J Urol 1995 Septembre;154(3):1024-9:
La détection de la présence de l’acide désoxyribonucléique du papillomavirus humain dans le carcinome intra-épithéliale, in situ et verruqueux du pénis.
Cupp MR, Malek RS, Goellner JR, Smith TF, Espy MJ. Département d’Urologie, Clinique Mayo, Rochester, Minnesota 55905, Etats-Unis.
“Objet: Etudier la prévalence de l’acide désoxyribonucléique (ADN) du papillomavirus humain dans les cas de carcinome malpighien et les échantillons témoins de tissus péniens.
Matériel et méthodologie: Pour déceler la présence de l’ADN du HPV dans les échantillons pathologiques archivés et les échantillons témoins nous avons utilisé la technique d’amplification de l’ADN par la réaction de polymérisation en chaîne. Nous avons analysé 42 cas de carcinome malpighien invasif, 13 de carcinome in situ, 12 de néoplasie intra-épithéliale pénienne, 3 de carcinome verruqueux, et 25 de balanitis xerotica obliterans, ainsi que 29 échantillons de prépuces de nouveau-nés circoncis et 32 échantillons de prépuces d’adultes circoncis.
Résultats: Dans l’ensemble, la prévalence de l’ADN du HPV dans les échantillons tissulaire étudiés et témoins était de 55% (23 sur 42) pour le carcinome malpighien invasif, 92% (12 sur 13) pour le carcinome in situ, 92% (11 sur 12) pour la néoplasie intra-épithéliale pénienne, 0% (0 sur 3) pour le carcinome verruqueux, 4% (1 sur 25) pour balanitis xerotica obliterans, 0% (0 sur 29) pour les prépuces de nouveaux-nées et 9% (3 sur 32) pour les prépuces d’adultes. Le génotype le plus répandu dans tous les groupes était le HPV 16.

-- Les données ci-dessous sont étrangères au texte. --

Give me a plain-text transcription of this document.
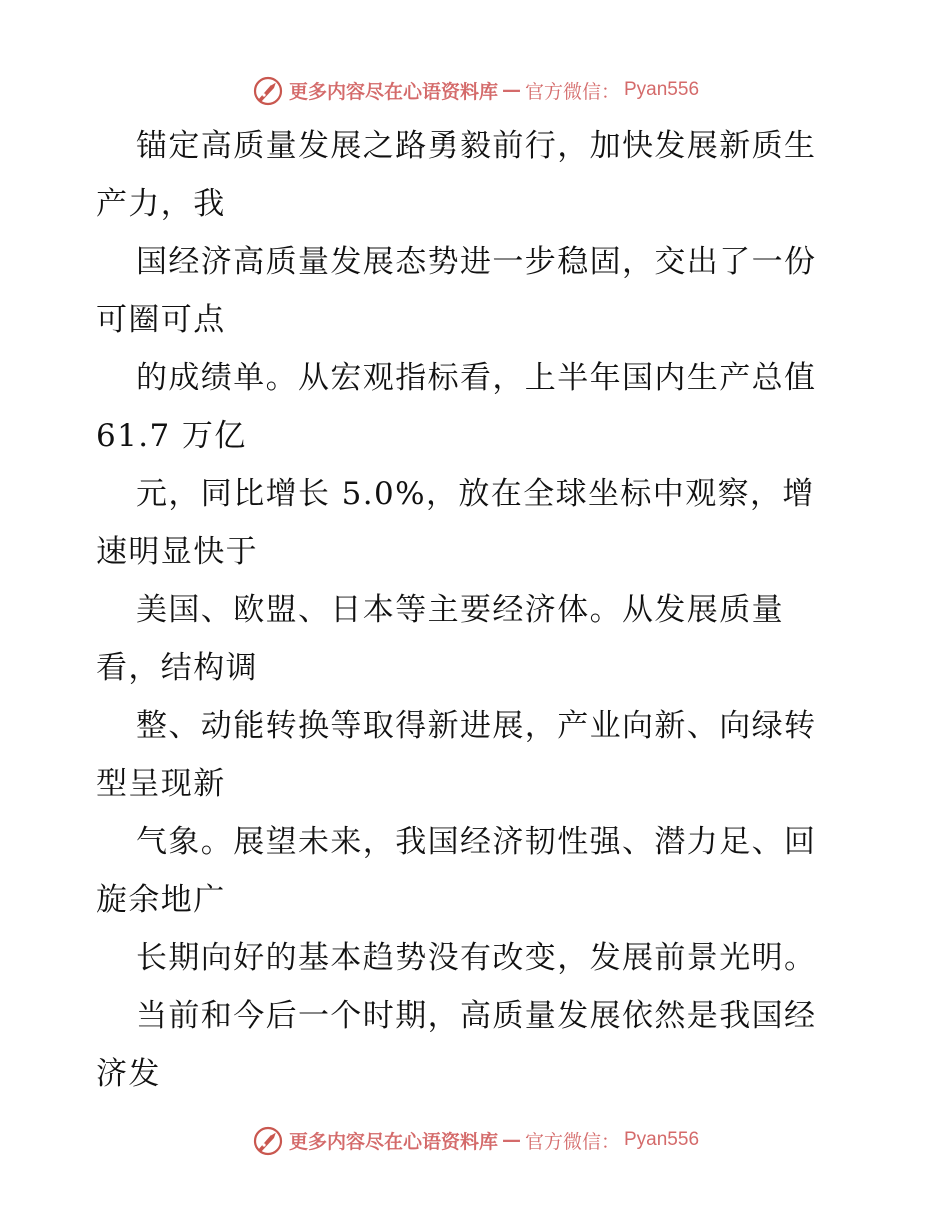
更多内容尽在心语资料库 — 官方微信： Pyan556
锚定高质量发展之路勇毅前行，加快发展新质生
产力，我
国经济高质量发展态势进一步稳固，交出了一份
可圈可点
的成绩单。从宏观指标看，上半年国内生产总值
61.7 万亿
元，同比增长 5.0%，放在全球坐标中观察，增
速明显快于
美国、欧盟、日本等主要经济体。从发展质量
看，结构调
整、动能转换等取得新进展，产业向新、向绿转
型呈现新
气象。展望未来，我国经济韧性强、潜力足、回
旋余地广
长期向好的基本趋势没有改变，发展前景光明。
当前和今后一个时期，高质量发展依然是我国经
济发
更多内容尽在心语资料库 — 官方微信： Pyan556
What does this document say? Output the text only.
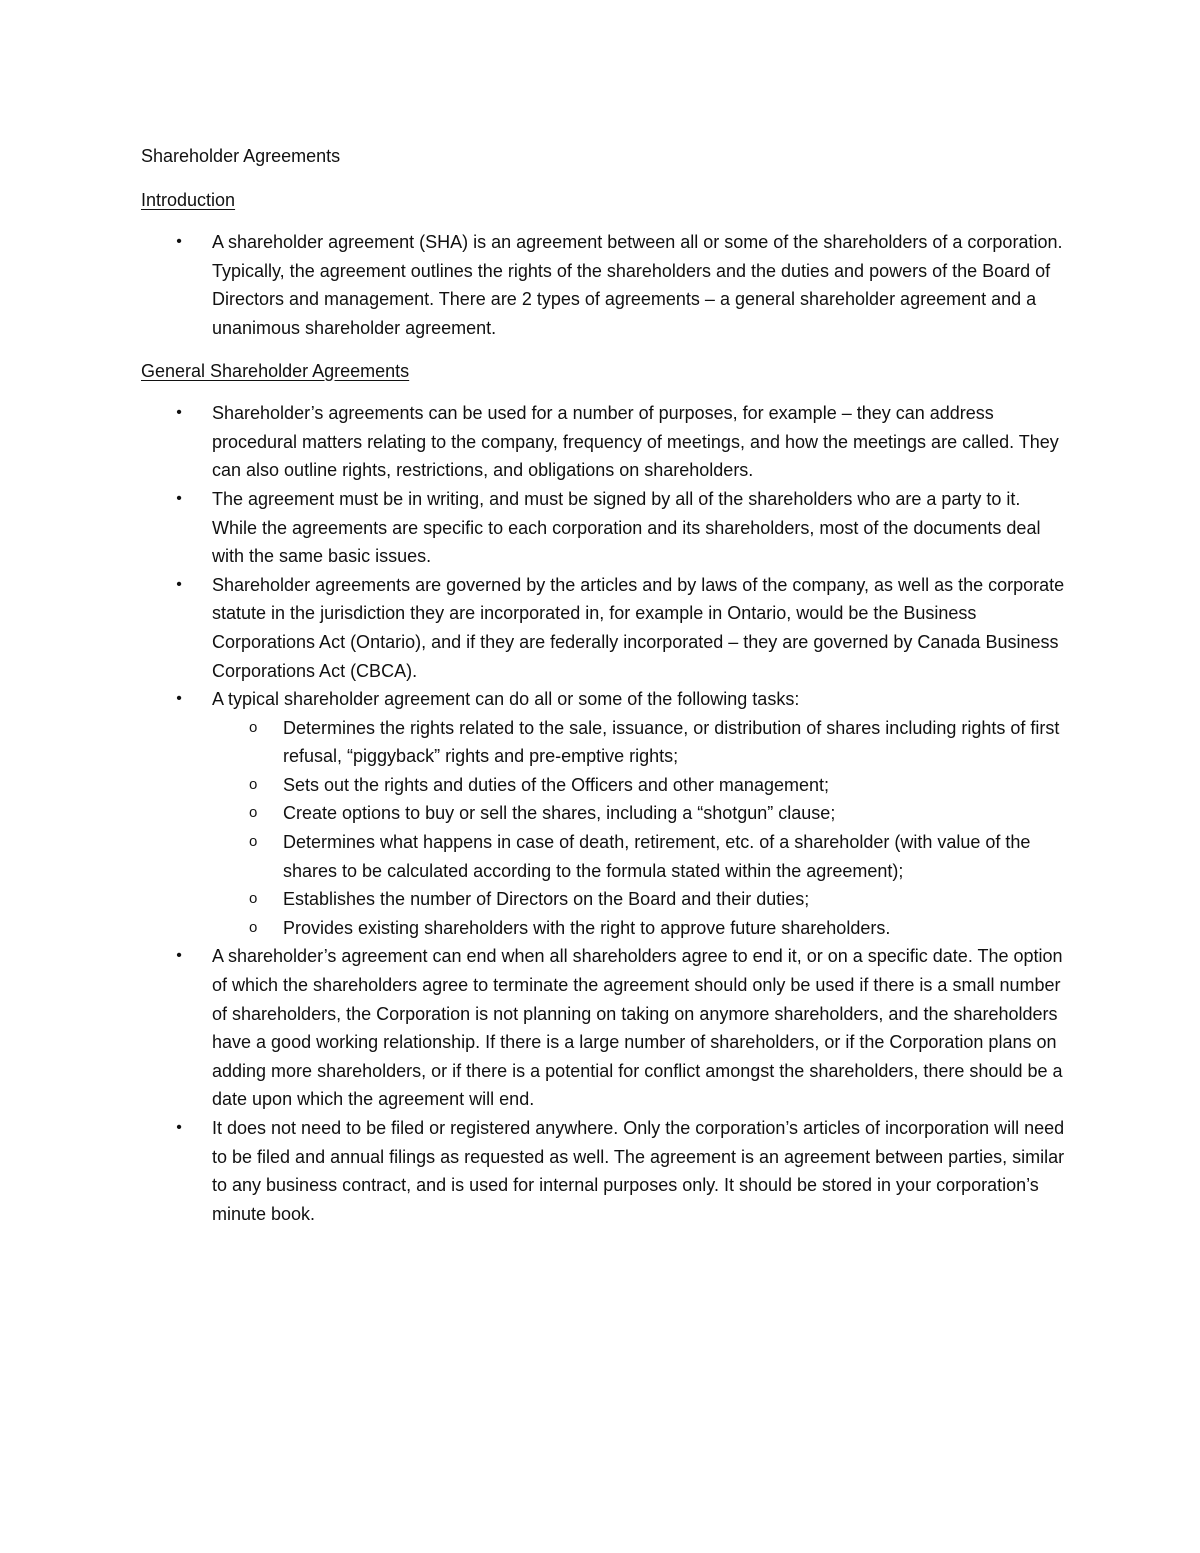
Shareholder Agreements

Introduction

• A shareholder agreement (SHA) is an agreement between all or some of the shareholders of a corporation. Typically, the agreement outlines the rights of the shareholders and the duties and powers of the Board of Directors and management. There are 2 types of agreements – a general shareholder agreement and a unanimous shareholder agreement.

General Shareholder Agreements

• Shareholder’s agreements can be used for a number of purposes, for example – they can address procedural matters relating to the company, frequency of meetings, and how the meetings are called. They can also outline rights, restrictions, and obligations on shareholders.
• The agreement must be in writing, and must be signed by all of the shareholders who are a party to it. While the agreements are specific to each corporation and its shareholders, most of the documents deal with the same basic issues.
• Shareholder agreements are governed by the articles and by laws of the company, as well as the corporate statute in the jurisdiction they are incorporated in, for example in Ontario, would be the Business Corporations Act (Ontario), and if they are federally incorporated – they are governed by Canada Business Corporations Act (CBCA).
• A typical shareholder agreement can do all or some of the following tasks:
o Determines the rights related to the sale, issuance, or distribution of shares including rights of first refusal, “piggyback” rights and pre-emptive rights;
o Sets out the rights and duties of the Officers and other management;
o Create options to buy or sell the shares, including a “shotgun” clause;
o Determines what happens in case of death, retirement, etc. of a shareholder (with value of the shares to be calculated according to the formula stated within the agreement);
o Establishes the number of Directors on the Board and their duties;
o Provides existing shareholders with the right to approve future shareholders.
• A shareholder’s agreement can end when all shareholders agree to end it, or on a specific date. The option of which the shareholders agree to terminate the agreement should only be used if there is a small number of shareholders, the Corporation is not planning on taking on anymore shareholders, and the shareholders have a good working relationship. If there is a large number of shareholders, or if the Corporation plans on adding more shareholders, or if there is a potential for conflict amongst the shareholders, there should be a date upon which the agreement will end.
• It does not need to be filed or registered anywhere. Only the corporation’s articles of incorporation will need to be filed and annual filings as requested as well. The agreement is an agreement between parties, similar to any business contract, and is used for internal purposes only. It should be stored in your corporation’s minute book.
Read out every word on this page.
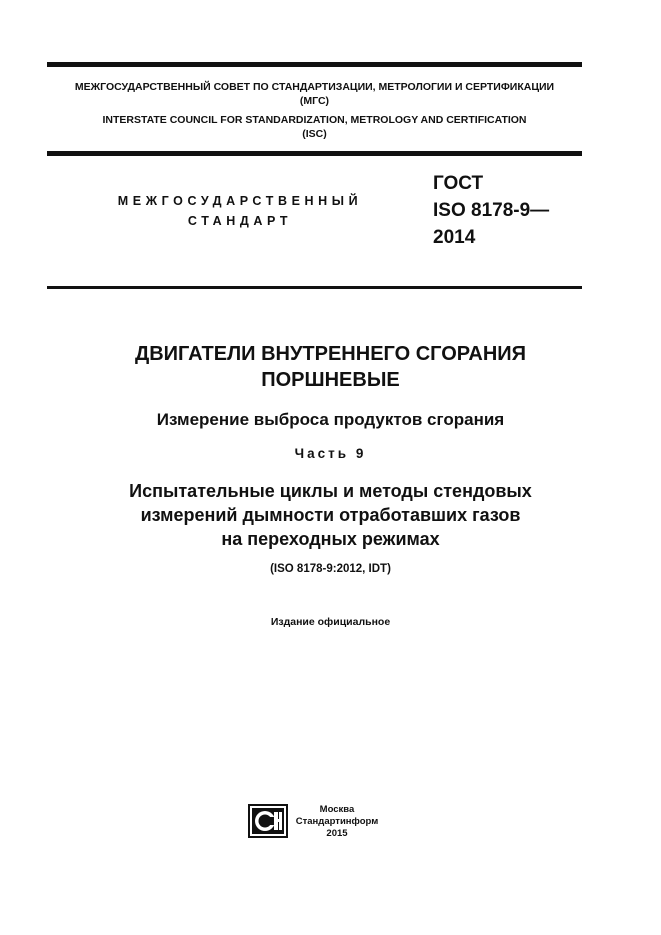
МЕЖГОСУДАРСТВЕННЫЙ СОВЕТ ПО СТАНДАРТИЗАЦИИ, МЕТРОЛОГИИ И СЕРТИФИКАЦИИ
(МГС)
INTERSTATE COUNCIL FOR STANDARDIZATION, METROLOGY AND CERTIFICATION
(ISC)
МЕЖГОСУДАРСТВЕННЫЙ
СТАНДАРТ
ГОСТ
ISO 8178-9—
2014
ДВИГАТЕЛИ ВНУТРЕННЕГО СГОРАНИЯ
ПОРШНЕВЫЕ
Измерение выброса продуктов сгорания
Часть 9
Испытательные циклы и методы стендовых
измерений дымности отработавших газов
на переходных режимах
(ISO 8178-9:2012, IDT)
Издание официальное
Москва
Стандартинформ
2015
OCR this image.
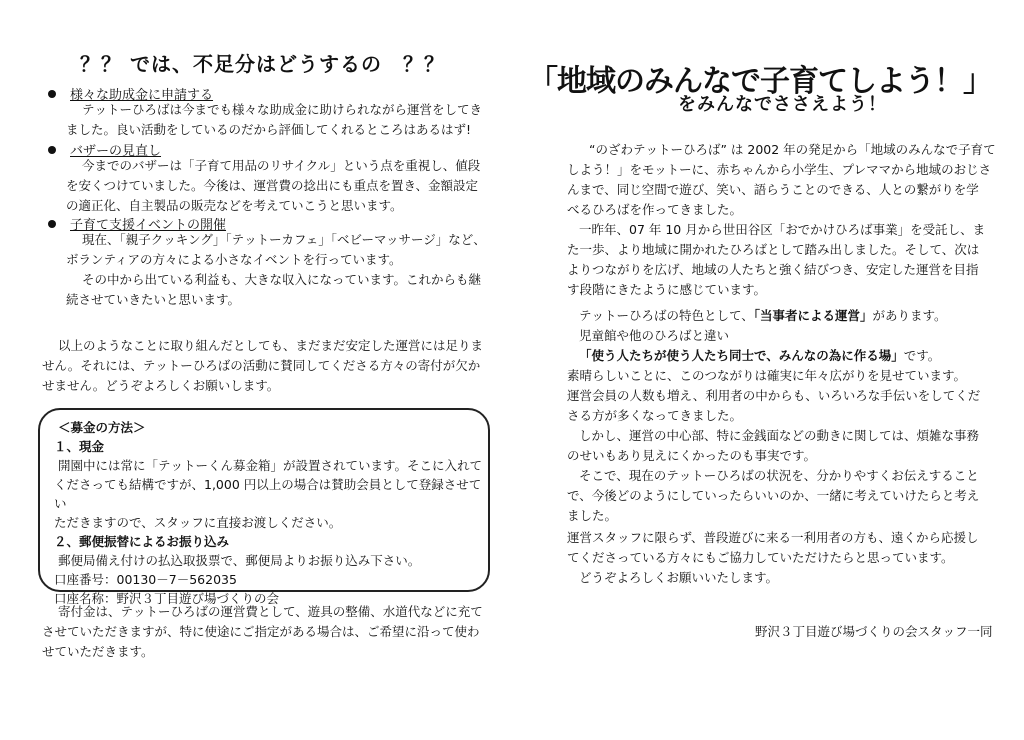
？？ では、不足分はどうするの　？？
様々な助成金に申請する
テットーひろばは今までも様々な助成金に助けられながら運営をしてき
ました。良い活動をしているのだから評価してくれるところはあるはず!
バザーの見直し
今までのバザーは「子育て用品のリサイクル」という点を重視し、値段
を安くつけていました。今後は、運営費の捻出にも重点を置き、金額設定
の適正化、自主製品の販売などを考えていこうと思います。
子育て支援イベントの開催
現在、「親子クッキング」「テットーカフェ」「ベビーマッサージ」など、
ボランティアの方々による小さなイベントを行っています。
その中から出ている利益も、大きな収入になっています。これからも継
続させていきたいと思います。
以上のようなことに取り組んだとしても、まだまだ安定した運営には足りま
せん。それには、テットーひろばの活動に賛同してくださる方々の寄付が欠か
せません。どうぞよろしくお願いします。
＜募金の方法＞
１、現金
開園中には常に「テットーくん募金箱」が設置されています。そこに入れて
くださっても結構ですが、1,000 円以上の場合は賛助会員として登録させてい
ただきますので、スタッフに直接お渡しください。
２、郵便振替によるお振り込み
郵便局備え付けの払込取扱票で、郵便局よりお振り込み下さい。
口座番号：00130－7－562035
口座名称：野沢３丁目遊び場づくりの会
寄付金は、テットーひろばの運営費として、遊具の整備、水道代などに充て
させていただきますが、特に使途にご指定がある場合は、ご希望に沿って使わ
せていただきます。
「地域のみんなで子育てしよう！」
をみんなでささえよう！
“のざわテットーひろば” は 2002 年の発足から「地域のみんなで子育て
しよう！」をモットーに、赤ちゃんから小学生、プレママから地域のおじさ
んまで、同じ空間で遊び、笑い、語らうことのできる、人との繋がりを学
べるひろばを作ってきました。
一昨年、07 年 10 月から世田谷区「おでかけひろば事業」を受託し、ま
た一歩、より地域に開かれたひろばとして踏み出しました。そして、次は
よりつながりを広げ、地域の人たちと強く結びつき、安定した運営を目指
す段階にきたように感じています。
テットーひろばの特色として、「当事者による運営」があります。
児童館や他のひろばと違い
「使う人たちが使う人たち同士で、みんなの為に作る場」です。
素晴らしいことに、このつながりは確実に年々広がりを見せています。
運営会員の人数も増え、利用者の中からも、いろいろな手伝いをしてくだ
さる方が多くなってきました。
しかし、運営の中心部、特に金銭面などの動きに関しては、煩雑な事務
のせいもあり見えにくかったのも事実です。
そこで、現在のテットーひろばの状況を、分かりやすくお伝えすること
で、今後どのようにしていったらいいのか、一緒に考えていけたらと考え
ました。
運営スタッフに限らず、普段遊びに来る一利用者の方も、遠くから応援し
てくださっている方々にもご協力していただけたらと思っています。
どうぞよろしくお願いいたします。
野沢３丁目遊び場づくりの会スタッフ一同
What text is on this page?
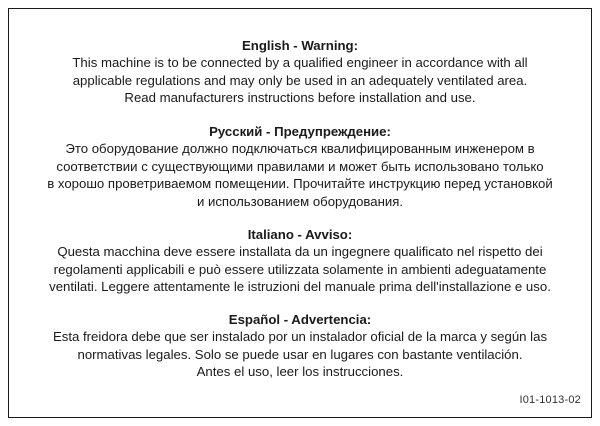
English - Warning:
This machine is to be connected by a qualified engineer in accordance with all
applicable regulations and may only be used in an adequately ventilated area.
Read manufacturers instructions before installation and use.
Русский - Предупреждение:
Это оборудование должно подключаться квалифицированным инженером в
соответствии с существующими правилами и может быть использовано только
в хорошо проветриваемом помещении. Прочитайте инструкцию перед установкой
и использованием оборудования.
Italiano - Avviso:
Questa macchina deve essere installata da un ingegnere qualificato nel rispetto dei
regolamenti applicabili e può essere utilizzata solamente in ambienti adeguatamente
ventilati. Leggere attentamente le istruzioni del manuale prima dell'installazione e uso.
Español - Advertencia:
Esta freidora debe que ser instalado por un instalador oficial de la marca y según las
normativas legales. Solo se puede usar en lugares con bastante ventilación.
Antes el uso, leer los instrucciones.
I01-1013-02
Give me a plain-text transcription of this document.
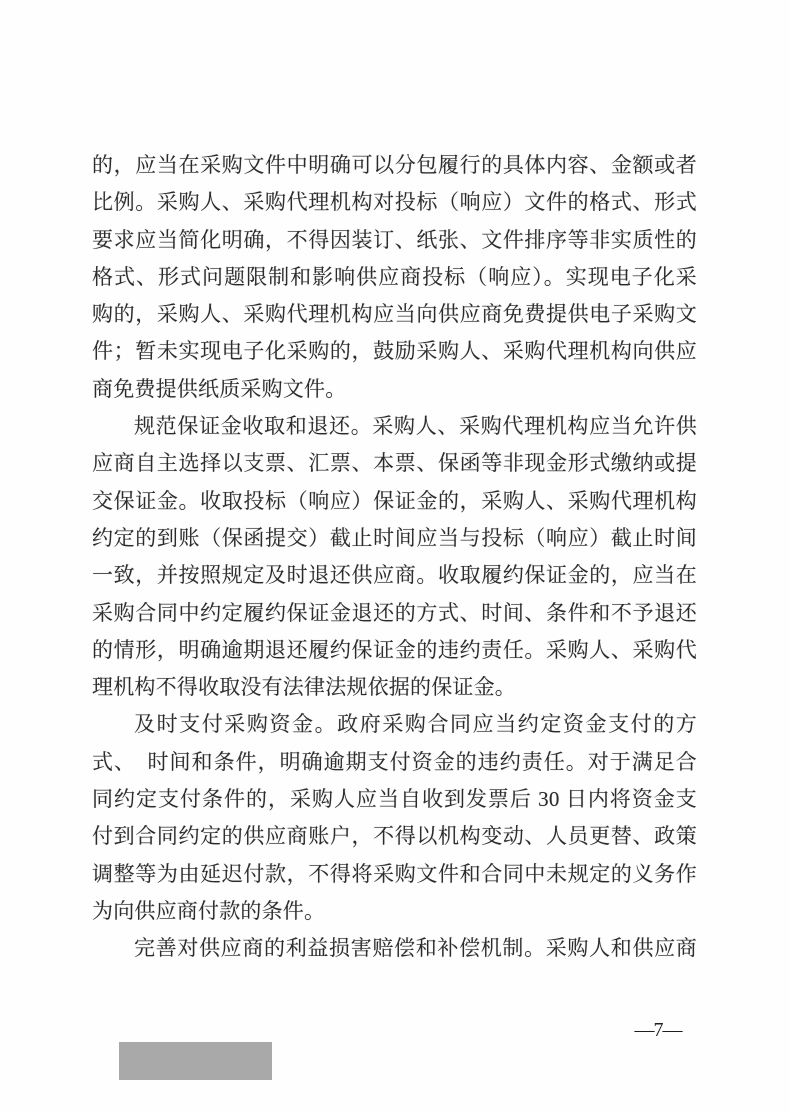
的，应当在采购文件中明确可以分包履行的具体内容、金额或者
比例。采购人、采购代理机构对投标（响应）文件的格式、形式
要求应当简化明确，不得因装订、纸张、文件排序等非实质性的
格式、形式问题限制和影响供应商投标（响应）。实现电子化采
购的，采购人、采购代理机构应当向供应商免费提供电子采购文
件；暂未实现电子化采购的，鼓励采购人、采购代理机构向供应
商免费提供纸质采购文件。
规范保证金收取和退还。采购人、采购代理机构应当允许供
应商自主选择以支票、汇票、本票、保函等非现金形式缴纳或提
交保证金。收取投标（响应）保证金的，采购人、采购代理机构
约定的到账（保函提交）截止时间应当与投标（响应）截止时间
一致，并按照规定及时退还供应商。收取履约保证金的，应当在
采购合同中约定履约保证金退还的方式、时间、条件和不予退还
的情形，明确逾期退还履约保证金的违约责任。采购人、采购代
理机构不得收取没有法律法规依据的保证金。
及时支付采购资金。政府采购合同应当约定资金支付的方
式、　时间和条件，明确逾期支付资金的违约责任。对于满足合
同约定支付条件的，采购人应当自收到发票后 30 日内将资金支
付到合同约定的供应商账户，不得以机构变动、人员更替、政策
调整等为由延迟付款，不得将采购文件和合同中未规定的义务作
为向供应商付款的条件。
完善对供应商的利益损害赔偿和补偿机制。采购人和供应商
—7—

Conclusion: La prévalence de l’ADN du HPV est sensiblement plus élevée dans les cas du carcinome du pénis que dans les échantillons témoins. En outre, la prévalence est plus grande dans les cas de lésions non-invasives (carcinome in situ et néoplasie intra-épithéliale pénienne) que de carcinome invasif.”